A pipeline for functional characterization of ncRNAs in plants. SHAPE, RNA-selective 2′-hydroxyl acylation and primer extension; PARS, parallel analysis of RNA structure; DMS-seq, dimethyl sulfate-modified RNA for sequencing; CHIRP, chromatin isolation by RNA purification; CHART, capture hybridization analysis of RNA targets, CLASH, crosslinking, ligation, sequencing of hybrids; CLIP, crosslinking immunoprecipitation.

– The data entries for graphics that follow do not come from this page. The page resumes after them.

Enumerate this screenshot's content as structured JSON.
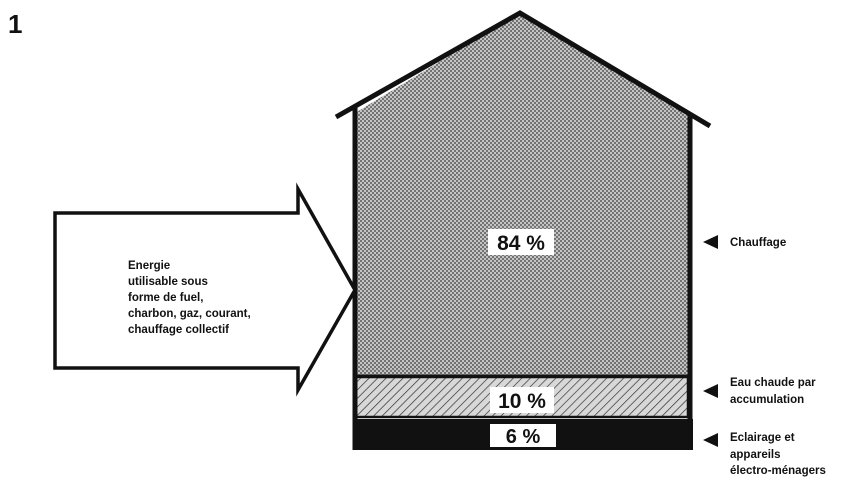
{
  "figure": {
    "number": "1"
  },
  "input": {
    "text_lines": [
      "Energie",
      "utilisable sous",
      "forme de fuel,",
      "charbon, gaz, courant,",
      "chauffage collectif"
    ]
  },
  "bands": [
    {
      "id": "heating",
      "percent": "84 %",
      "fill": "dotted",
      "label_lines": [
        "Chauffage"
      ]
    },
    {
      "id": "hot-water",
      "percent": "10 %",
      "fill": "hatched",
      "label_lines": [
        "Eau chaude par",
        "accumulation"
      ]
    },
    {
      "id": "lighting",
      "percent": "6 %",
      "fill": "solid",
      "label_lines": [
        "Eclairage et",
        "appareils",
        "électro-ménagers"
      ]
    }
  ],
  "colors": {
    "ink": "#111111",
    "paper": "#ffffff",
    "dot_fill": "#bdbdbd",
    "hatch_fill": "#d0d0d0"
  }
}
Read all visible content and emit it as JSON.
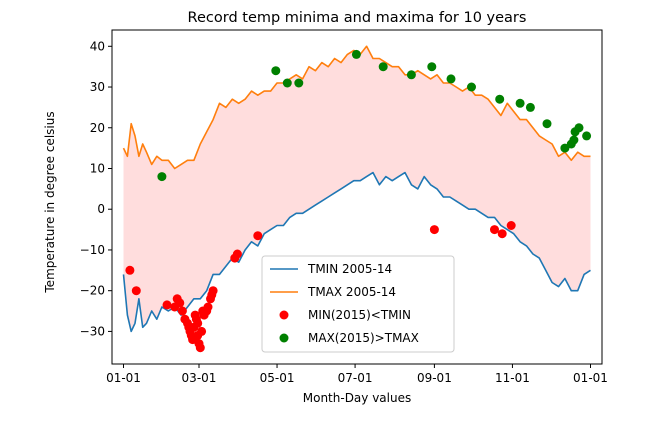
{
  "chart_data": {
    "type": "line",
    "title": "Record temp minima and maxima for 10 years",
    "xlabel": "Month-Day values",
    "ylabel": "Temperature in degree celsius",
    "xlim": [
      -9,
      374
    ],
    "ylim": [
      -38,
      44
    ],
    "xticks": [
      {
        "day": 0,
        "label": "01-01"
      },
      {
        "day": 59,
        "label": "03-01"
      },
      {
        "day": 120,
        "label": "05-01"
      },
      {
        "day": 181,
        "label": "07-01"
      },
      {
        "day": 243,
        "label": "09-01"
      },
      {
        "day": 304,
        "label": "11-01"
      },
      {
        "day": 365,
        "label": "01-01"
      }
    ],
    "yticks": [
      -30,
      -20,
      -10,
      0,
      10,
      20,
      30,
      40
    ],
    "grid": false,
    "legend_placement": "lower center",
    "fill_between": {
      "color": "#ffdddd"
    },
    "colors": {
      "tmin": "#1f77b4",
      "tmax": "#ff7f0e",
      "min2015": "#ff0000",
      "max2015": "#008000"
    },
    "series": [
      {
        "name": "TMIN 2005-14",
        "kind": "line",
        "x": [
          0,
          3,
          6,
          9,
          12,
          15,
          18,
          22,
          26,
          30,
          35,
          40,
          45,
          50,
          55,
          60,
          65,
          70,
          75,
          80,
          85,
          90,
          95,
          100,
          105,
          110,
          115,
          120,
          125,
          130,
          135,
          140,
          145,
          150,
          155,
          160,
          165,
          170,
          175,
          180,
          185,
          190,
          195,
          200,
          205,
          210,
          215,
          220,
          225,
          230,
          235,
          240,
          245,
          250,
          255,
          260,
          265,
          270,
          275,
          280,
          285,
          290,
          295,
          300,
          305,
          310,
          315,
          320,
          325,
          330,
          335,
          340,
          345,
          350,
          355,
          360,
          365
        ],
        "y": [
          -16,
          -26,
          -30,
          -28,
          -22,
          -29,
          -28,
          -25,
          -27,
          -24,
          -25,
          -24,
          -26,
          -24,
          -22,
          -22,
          -20,
          -16,
          -16,
          -14,
          -12,
          -13,
          -10,
          -8,
          -9,
          -6,
          -5,
          -4,
          -4,
          -2,
          -1,
          -1,
          0,
          1,
          2,
          3,
          4,
          5,
          6,
          7,
          7,
          8,
          9,
          6,
          8,
          7,
          8,
          9,
          6,
          5,
          8,
          6,
          5,
          3,
          3,
          2,
          1,
          0,
          0,
          -1,
          -2,
          -2,
          -4,
          -5,
          -6,
          -8,
          -9,
          -11,
          -12,
          -15,
          -18,
          -19,
          -17,
          -20,
          -20,
          -16,
          -15
        ]
      },
      {
        "name": "TMAX 2005-14",
        "kind": "line",
        "x": [
          0,
          3,
          6,
          9,
          12,
          15,
          18,
          22,
          26,
          30,
          35,
          40,
          45,
          50,
          55,
          60,
          65,
          70,
          75,
          80,
          85,
          90,
          95,
          100,
          105,
          110,
          115,
          120,
          125,
          130,
          135,
          140,
          145,
          150,
          155,
          160,
          165,
          170,
          175,
          180,
          185,
          190,
          195,
          200,
          205,
          210,
          215,
          220,
          225,
          230,
          235,
          240,
          245,
          250,
          255,
          260,
          265,
          270,
          275,
          280,
          285,
          290,
          295,
          300,
          305,
          310,
          315,
          320,
          325,
          330,
          335,
          340,
          345,
          350,
          355,
          360,
          365
        ],
        "y": [
          15,
          13,
          21,
          18,
          13,
          16,
          14,
          11,
          13,
          12,
          12,
          10,
          11,
          12,
          12,
          16,
          19,
          22,
          26,
          25,
          27,
          26,
          27,
          29,
          28,
          29,
          29,
          31,
          31,
          32,
          33,
          32,
          35,
          34,
          36,
          35,
          37,
          36,
          38,
          39,
          38,
          40,
          37,
          37,
          36,
          35,
          35,
          33,
          33,
          34,
          33,
          32,
          33,
          31,
          31,
          30,
          29,
          30,
          28,
          28,
          27,
          25,
          23,
          26,
          24,
          22,
          22,
          20,
          18,
          17,
          16,
          13,
          14,
          12,
          14,
          13,
          13
        ]
      },
      {
        "name": "MIN(2015)<TMIN",
        "kind": "scatter",
        "x": [
          5,
          10,
          34,
          40,
          42,
          44,
          46,
          48,
          50,
          51,
          52,
          53,
          54,
          55,
          56,
          57,
          58,
          58,
          59,
          60,
          61,
          62,
          63,
          65,
          66,
          68,
          69,
          70,
          87,
          89,
          105,
          243,
          290,
          296,
          303
        ],
        "y": [
          -15,
          -20,
          -23.5,
          -24,
          -22,
          -23,
          -25,
          -27,
          -28,
          -29,
          -30,
          -31,
          -32,
          -29,
          -26,
          -27,
          -28,
          -31,
          -33,
          -34,
          -30,
          -25,
          -26,
          -25,
          -24,
          -22,
          -21,
          -20,
          -12,
          -11,
          -6.5,
          -5,
          -5,
          -6,
          -4
        ]
      },
      {
        "name": "MAX(2015)>TMAX",
        "kind": "scatter",
        "x": [
          30,
          119,
          128,
          137,
          182,
          203,
          225,
          241,
          256,
          272,
          294,
          310,
          318,
          331,
          345,
          350,
          352,
          353,
          356,
          362
        ],
        "y": [
          8,
          34,
          31,
          31,
          38,
          35,
          33,
          35,
          32,
          30,
          27,
          26,
          25,
          21,
          15,
          16,
          17,
          19,
          20,
          18
        ]
      }
    ]
  }
}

After identification of the biological roles of ncRNAs, it is important to understand the molecular mechanism underlying these biological roles (Figure 3). Examination of the secondary structure of ncRNAs is informative in studying the function of ncRNAs at the molecular level. Several experimental approaches, such as selective 2′-hydroxyl acylation analyzed by primer extension (SHAPE), parallel analysis of RNA structure (PARS) or dimethyl sulfate-modified RNA for sequencing (DMS-seq), can be used for deciphering of the secondary structure of ncRNAs.7,15 To understand where and how the ncRNAs function, chromatin isolation by RNA purification (CHIRP), capture hybridization analysis of RNA targets (CHART), crosslinking, ligation, sequencing of hybrids (CLASH) and crosslinking IP (CLIP) have been developed to detect the interactions between ncRNAs and DNA, RNA or protein.15,16 Recently, Shechner et al.99 used CRISPR/ dCas9, based on a catalytically dead variant of Cas9, to deploy lncRNAs cargos to DNA loci by incorporating the cargo into the sgRNA, thus providing initial insights into the utility of CRISPR/dCas9 for studying the function of ncRNAs. Besides its potential for validating ncRNA prediction, ribosome profiling can also be used to unravel the function of ncRNAs. For example, using ribosome profiling, Guo et al.100 studied the effects of miRNAs on protein production from their target mRNAs and found that the destabilization of target mRNAs by the miRNAs is the predominant reason for reduced protein output. Similarly, Bazzini et al.101 studied the impact of miR430 on endogenous mRNAs in zebrafish using ribosome profiling and found that this sRNA reduced translation. These technologies provide new approaches for functional characterization of ncRNAs in horticultural plants.

Concluding remarks

The discovery and functional characterization of ncRNAs could facilitate the domestication of horticultural plants, resulting in more nutritious, colorful, tasteful, and esthetic fruits, vegetables, and ornamental flowers and trees. While the number of protein-encoding genes is relatively less variable among plants, the ncRNA domain in plants is very dynamic, with increasingly more ncRNA members being discovered and characterized annually. In particular, recent advances in NGS and ribosome profiling technology have offered great potential for expediting the discovery of ncRNAs in horticultural plants. Also, the simplicity, robustness and versatility of the CRISPR/Cas9 systems make such systems attractive for functional characterization of ncRNAs in general and specifically to the process of accelerated domestication in horticultural crops. It is expected that these new technologies will be widely applied in ncRNA research while they become more cost-efficient and more technically mature in the near future.